In relation to Australian manufacturing, successive governments have repeatedly told us that manufacturing is unimportant, and that the future is in the mining and service sectors. The inevitable consequence is that manufacturing in Australia is steadily diminishing, and is now at levels equivalent to those in Greece and Turkey.
The White Paper’s view of agriculture is positively euphoric. It says, “To feed a larger, richer population, the region will need to increase productivity and use its resources more efficiently.… Australia is well placed to work with the region to bolster agricultural productivity.
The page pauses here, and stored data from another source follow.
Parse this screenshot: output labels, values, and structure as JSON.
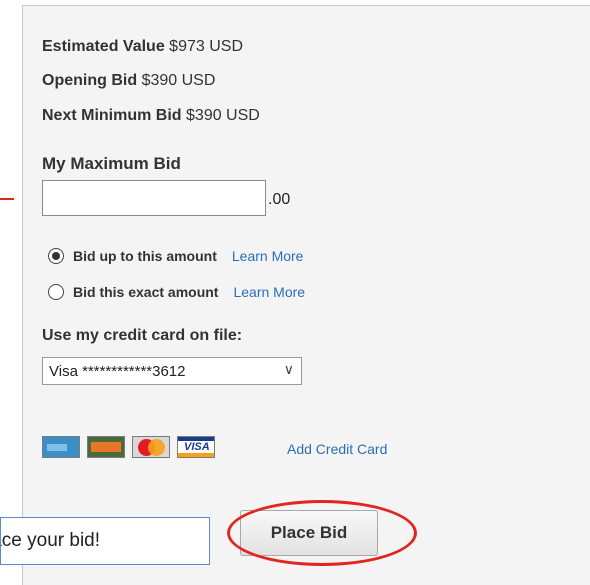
{
  "details": {
    "estimated_value": {
      "label": "Estimated Value",
      "value": "$973 USD"
    },
    "opening_bid": {
      "label": "Opening Bid",
      "value": "$390 USD"
    },
    "next_minimum_bid": {
      "label": "Next Minimum Bid",
      "value": "$390 USD"
    }
  },
  "max_bid": {
    "heading": "My Maximum Bid",
    "value": "",
    "placeholder": "",
    "cents": ".00"
  },
  "bid_options": [
    {
      "label": "Bid up to this amount",
      "link": "Learn More",
      "selected": true
    },
    {
      "label": "Bid this exact amount",
      "link": "Learn More",
      "selected": false
    }
  ],
  "card_on_file": {
    "heading": "Use my credit card on file:",
    "selected": "Visa ************3612"
  },
  "accepted_cards": {
    "icons": [
      "amex-card-icon",
      "discover-card-icon",
      "mastercard-icon",
      "visa-card-icon"
    ],
    "visa_text": "VISA",
    "add_link": "Add Credit Card"
  },
  "actions": {
    "place_bid": "Place Bid",
    "callout": "lace your bid!"
  },
  "colors": {
    "link": "#2a6ebb",
    "annotation_red": "#e0261e",
    "panel_bg": "#f4f4f4"
  }
}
Australians have expertise in agricultural technology, economics and policy — supported by strong educational and research institutions — and can provide technical assistance to improve agricultural capacity.”
Yet, as science writer Julian Cribb points out on page 9 of this issue, “Federal and state governments have … methodically demolished Australia’s irrigation science efforts: the irrigation futures and e-water cooperative research centres, the national program for sustainable irrigation, the CSIRO irrigation division, and Land & Water Australia have all been wound up, while state irrigation research and extension have been decimated.”
A country which has abandoned the objective of food self-reliance, and which imports 30 per cent of its fruit, 20 per cent of its vegetables and three-quarters of its fish, is hardly in a position to play a major role in meeting the growing demand for quality food in Asia.
Australia in the Asian Century could have realistically examined the weaknesses in Australia’s economy, and set the agenda for building Australia’s technological expertise in a variety of fields, to meet the challenges of the future. Unfortunately, its aspirations are not based on reality.
Peter Westmore is national president of the National Civic Council.